At the same time, breakthroughs like the sequencing of the human genome, announced in 2003, have brought exuberance, showing that complex scientific problems are solvable.
"Prizes change the public perception about an issue," says Peter Diamandis, founder and chairman of the X Prize Foundation in Santa Monica, Calif. People begin to believe that a problem is solvable. "The more prize money, the more the issue is seen as important by the public."
Last June, the Bill & Melinda Gates Foundation put an exclamation point after "grand challenge" when it announced one of the richest in history. The Grand Challenges for Global Health pledged $436.6 million (including $31.6 million from British and Canadian sources) toward solving some of the world's worst health problems. Preliminary funds have been granted to 43 groups attacking 14 challenges. They include: developing vaccines to prevent malaria, tuberculosis, and HIV that don't require refrigeration, needles, or multiple doses; finding new ways to stop the spread of insect-borne diseases; and developing more nutritious crops to feed the hungry.
"It's marvelous," Dr. Omenn says. The challenges are attacking problems "that have been neglected, probably to our shame, for lack of confidence that there was anything that could be done."
The AAAS has made "Grand Challenges, Great Opportunities" the theme of its annual meeting in St. Louis next month. And last July, a special issue of Science magazine asked, "What don't we know?" identifying 125 questions that puzzle researchers (though offering no prizes). Among them: "What is the biological basis of consciousness?" "What is the universe made of?"
"Science is shaped by ignorance," said 2004 Nobel physics laureate David Gross in an essay in that issue. "Great questions themselves evolve, of course, because their answers spawn new and better questions in turn."

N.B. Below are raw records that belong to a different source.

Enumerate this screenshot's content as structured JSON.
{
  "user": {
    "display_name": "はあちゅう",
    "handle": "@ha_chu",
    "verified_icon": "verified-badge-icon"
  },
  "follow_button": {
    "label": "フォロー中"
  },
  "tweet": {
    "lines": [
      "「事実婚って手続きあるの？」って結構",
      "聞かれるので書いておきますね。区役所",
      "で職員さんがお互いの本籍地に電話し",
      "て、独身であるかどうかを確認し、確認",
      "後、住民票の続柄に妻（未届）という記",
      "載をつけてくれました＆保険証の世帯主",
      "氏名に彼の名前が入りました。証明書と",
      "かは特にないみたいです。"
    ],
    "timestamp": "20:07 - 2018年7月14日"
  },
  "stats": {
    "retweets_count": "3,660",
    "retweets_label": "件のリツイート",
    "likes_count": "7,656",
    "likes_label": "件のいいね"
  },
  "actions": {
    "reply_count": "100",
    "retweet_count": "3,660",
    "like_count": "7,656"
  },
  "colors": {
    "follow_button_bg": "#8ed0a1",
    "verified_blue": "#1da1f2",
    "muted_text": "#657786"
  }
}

Meanwhile, prize-based Grand Challenges continue to spring up:
• The Clay Mathematics Institute in Cambridge, Mass., is offering seven $1 million prizes for the solutions to seven classic problems in mathematics. The institute, founded in 1998, issued its challenge in May 2000. So far, no prizes have been awarded.
• Inspired by the X PRIZE's success, NASA has created its Centennial Challenges Program, funding a number of $250,000 challenges aimed at speeding space exploration. They include finding a way to extract oxygen from moon rocks and making advanced explorer robots.
• The Methuselah Mouse Prize will award more than $3 million to the first researcher who can extend the lifespan of a certain species of mouse from about three years to five years. "It's analogous to the sword in the stone. Whoever pulls it out gets the money," says David Gobel, cofounder of the Methuselah Foundation, which sponsors the prize, first offered in 2003.
But a successful grand challenge involves more than money, Omenn says. It needs to be clearly stated, socially worthy, and difficult but not impossible to achieve. It's misleading to assume "if you put a big enough amount of money on a stump every problem is solvable," he says.
Now that the first X PRIZE has been won, the X Prize Foundation is moving on to create new challenges, Mr. Diamandis says. The foundation expects to offer a prize, with NASA, for the first private orbital spaceflight. It also wants to offer a prize to uncover new energy sources for cars.
"Our mission is to cause radical breakthroughs for the benefit of humanity and to use prizes as our primary method," he says.
The government's DARPA robotic vehicle challenge was spurred by the X PRIZE concept. In the first DARPA challenge in 2004, none of the vehicles came close to completing the course. In 2005, four vehicles finished.
"The rate of success in just one year shows how powerful these challenges can be," says Ian Murphy, an X Prize Foundation spokesman.